Full-text queries, which we discuss later, understand how each field is defined, and so they can do the right thing:

  • When you query a full-text field, the query will apply the same analyzer to the query string to produce the correct list of terms to search for.

  • When you query an exact-value field, the query will not analyze the query string, but instead search for the exact value that you have specified.

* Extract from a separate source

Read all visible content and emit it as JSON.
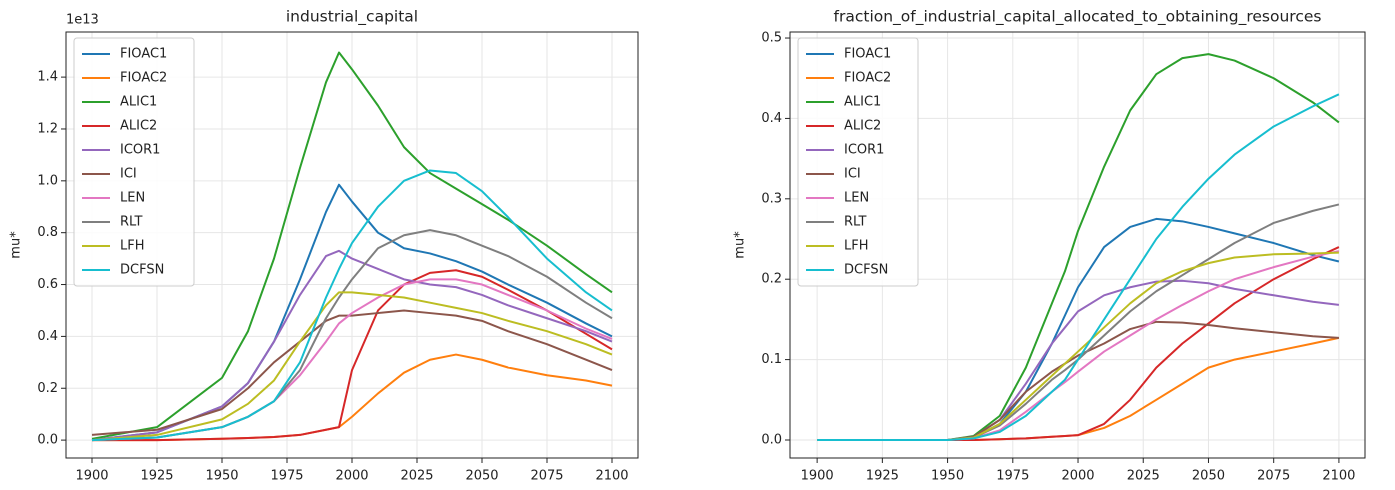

Now you can understand why the queries that we demonstrated at the start of this chapter return what they do:

  • The date field contains an exact value: the single term 2014-09-15.

  • The _all field is a full-text field, so the analysis process has converted the date into the three terms: 2014, 09, and 15.

When we query the _all field for 2014, it matches all 12 tweets, because all of them contain the term 2014:

GET /_search?q=2014              # 12 results

When we query the all field for 2014-09-15, it first analyzes the query string to produce a query that matches _any of the terms 2014, 09, or 15. This also matches all 12 tweets, because all of them contain the term 2014:

GET /_search?q=2014-09-15        # 12 results !

When we query the date field for 2014-09-15, it looks for that exact date, and finds one tweet only:

GET /_search?q=date:2014-09-15   # 1  result

When we query the date field for 2014, it finds no documents because none contain that exact date:

GET /_search?q=date:2014         # 0  results !

Testing Analyzers

Especially when you are new to Elasticsearch, it is sometimes difficult to understand what is actually being tokenized and stored into your index. To better understand what is going on, you can use the analyze API to see how text is analyzed. Specify which analyzer to use in the query-string parameters, and the text to analyze in the body:

GET /_analyze?analyzer=standard
Text to analyze

Each element in the result represents a single term:

{
   "tokens": [
      {
         "token":        "text",
         "start_offset": 0,
         "end_offset":   4,
         "type":         "<ALPHANUM>",
         "position":     1
      },
      {
         "token":        "to",
         "start_offset": 5,
         "end_offset":   7,
         "type":         "<ALPHANUM>",
         "position":     2
      },
      {
         "token":        "analyze",
         "start_offset": 8,
         "end_offset":   15,
         "type":         "<ALPHANUM>",
         "position":     3
      }
   ]
}

The token is the actual term that will be stored in the index. The position indicates the order in which the terms appeared in the original text. The start_offset and end_offset indicate the character positions that the original word occupied in the original string.

Tip
The type values like <ALPHANUM> vary per analyzer and can be ignored. The only place that they are used in Elasticsearch is in the keep_types token filter.

The analyze API is a useful tool for understanding what is happening inside Elasticsearch indices, and we will talk more about it as we progress.

Specifying Analyzers

When Elasticsearch detects a new string field in your documents, it automatically configures it as a full-text string field and analyzes it with the standard analyzer.

You don’t always want this. Perhaps you want to apply a different analyzer that suits the language your data is in. And sometimes you want a string field to be just a string field—​to index the exact value that you pass in, without any analysis, such as a string user ID or an internal status field or tag.

To achieve this, we have to configure these fields manually by specifying the mapping.